Major ivory trafficking ring broken up in DRC
Posted on 11 February 2016
Authorities seize ivory and arrest traffickersIn a significant blow to the illegal ivory trade in the Democratic Republic of Congo (DRC), the authorities have dismantled a major ivory trafficking syndicate thanks to a law enforcement programme supported by WWF and local partners.
The police launched their operation on February 4th, seizing 30 kg of ivory tusks and ornaments, and arresting three traffickers, who remain in police custody.
“WWF congratulates the DRC government for successfully breaking up this ivory trafficking network,” said Bruno Perodeau, WWF-DRC Conservation Director. “This crackdown shows that ivory traffickers can no longer count on impunity for their crimes in this country, and demonstrates that with determination, we can be successful in the fight against wildlife crime, even in DRC.”
The Congo rainforest, home to the African forest elephant, is the world’s second largest rainforest – two thirds of which are found in the DRC, where elephant poaching continues at an industrial scale. If poaching is not stopped, the species could all but disappear from the DRC in the near future, following in the footsteps of several other iconic species, such as the Northern White rhino.
"When DRC authorities and civil society organizations work together to combat the illegal wildlife trade, everybody wins, and the criminals lose.
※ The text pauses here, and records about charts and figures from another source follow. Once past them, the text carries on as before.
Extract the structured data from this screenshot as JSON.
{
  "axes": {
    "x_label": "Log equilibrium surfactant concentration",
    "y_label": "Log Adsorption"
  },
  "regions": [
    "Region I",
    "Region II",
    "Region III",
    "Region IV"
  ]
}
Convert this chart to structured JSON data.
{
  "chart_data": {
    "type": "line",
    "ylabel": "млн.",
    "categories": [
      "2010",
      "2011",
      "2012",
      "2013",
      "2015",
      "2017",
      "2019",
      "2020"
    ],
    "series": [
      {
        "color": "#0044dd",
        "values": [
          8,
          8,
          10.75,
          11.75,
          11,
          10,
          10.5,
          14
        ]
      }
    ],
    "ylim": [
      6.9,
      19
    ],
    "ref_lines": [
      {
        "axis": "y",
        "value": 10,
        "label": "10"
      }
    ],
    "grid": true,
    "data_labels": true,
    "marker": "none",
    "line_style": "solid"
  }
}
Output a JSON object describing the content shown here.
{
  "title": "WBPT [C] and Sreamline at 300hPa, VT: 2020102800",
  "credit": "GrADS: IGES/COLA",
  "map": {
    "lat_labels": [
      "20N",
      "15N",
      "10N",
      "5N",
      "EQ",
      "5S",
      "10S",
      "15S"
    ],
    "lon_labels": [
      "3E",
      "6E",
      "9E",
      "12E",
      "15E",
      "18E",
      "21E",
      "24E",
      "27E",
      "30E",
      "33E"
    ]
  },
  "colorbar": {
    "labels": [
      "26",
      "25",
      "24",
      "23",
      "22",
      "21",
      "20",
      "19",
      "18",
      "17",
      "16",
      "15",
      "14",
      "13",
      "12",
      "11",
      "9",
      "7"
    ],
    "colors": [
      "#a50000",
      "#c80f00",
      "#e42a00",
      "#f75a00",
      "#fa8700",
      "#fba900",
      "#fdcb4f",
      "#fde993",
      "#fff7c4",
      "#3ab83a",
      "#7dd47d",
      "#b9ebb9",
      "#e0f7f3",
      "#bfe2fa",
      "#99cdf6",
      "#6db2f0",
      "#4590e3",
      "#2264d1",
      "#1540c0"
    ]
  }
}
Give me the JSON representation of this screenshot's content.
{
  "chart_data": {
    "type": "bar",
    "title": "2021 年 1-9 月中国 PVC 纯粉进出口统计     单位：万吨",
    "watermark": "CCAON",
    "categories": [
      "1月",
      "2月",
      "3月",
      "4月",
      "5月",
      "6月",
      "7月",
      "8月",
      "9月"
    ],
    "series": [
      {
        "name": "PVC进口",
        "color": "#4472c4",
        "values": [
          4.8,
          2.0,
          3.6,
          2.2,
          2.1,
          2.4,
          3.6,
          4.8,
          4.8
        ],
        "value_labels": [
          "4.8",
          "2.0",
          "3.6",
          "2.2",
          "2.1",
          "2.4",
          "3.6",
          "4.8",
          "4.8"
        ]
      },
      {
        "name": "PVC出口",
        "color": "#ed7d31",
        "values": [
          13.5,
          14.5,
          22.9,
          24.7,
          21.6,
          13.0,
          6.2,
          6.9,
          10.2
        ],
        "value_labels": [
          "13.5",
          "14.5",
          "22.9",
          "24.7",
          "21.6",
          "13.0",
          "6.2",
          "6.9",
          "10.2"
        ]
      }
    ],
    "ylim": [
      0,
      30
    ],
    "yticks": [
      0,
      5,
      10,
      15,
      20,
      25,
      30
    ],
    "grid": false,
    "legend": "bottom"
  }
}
If such efforts can be maintained and amplified, there will be new hope in the on-going battle to save the country's rapidly dwindling elephant populations," said Jordan Kimball, Chief of Party for WWF's Central African Forest Ecosystem Conservation (CAFEC) project.
As a key country in the illegal ivory trade, DRC was requested to provide a National Ivory Action Plan (NIAP) by the Standing Committee of the Convention on International Trade in Endangered Species of wild flora and fauna (CITES) in July 2014. Last March, the CITES Secretariat recommended that members suspend commercial trade in CITES-listed specimens with the DRC because it had not finalized its NIAP within the agreed timeframe.
Faced with the threat of sanctions, the DRC has started to act, completing and implementing its NIAP and now cracking down on a key ivory trafficking network, showing that strong and decisive action by CITES can lead to real conservation impact on the ground.
“This action is an important step but the DRC has to do more, including closing down its illegal domestic ivory markets and increasing its anti-poaching operations,” said Alain Ononino, Head of Policy for the WWF Wildlife Crime Initiative in Central Africa.
According to the 2014 Congolese wildlife law, anyone found guilty of killing, hurting, capturing or possessing a fully protected animal, including an elephant, faces one to ten years in prison and/or a fine of 5 to 10 million Congolese francs (US$5,500-11,000). Trafficking internationally in fully protected species, such as illegally trading in ivory, carries a heftier punishment – 5 to 10 years in jail and/or the fine of 25 to 100 million Congolese francs (US$27,000-110,000).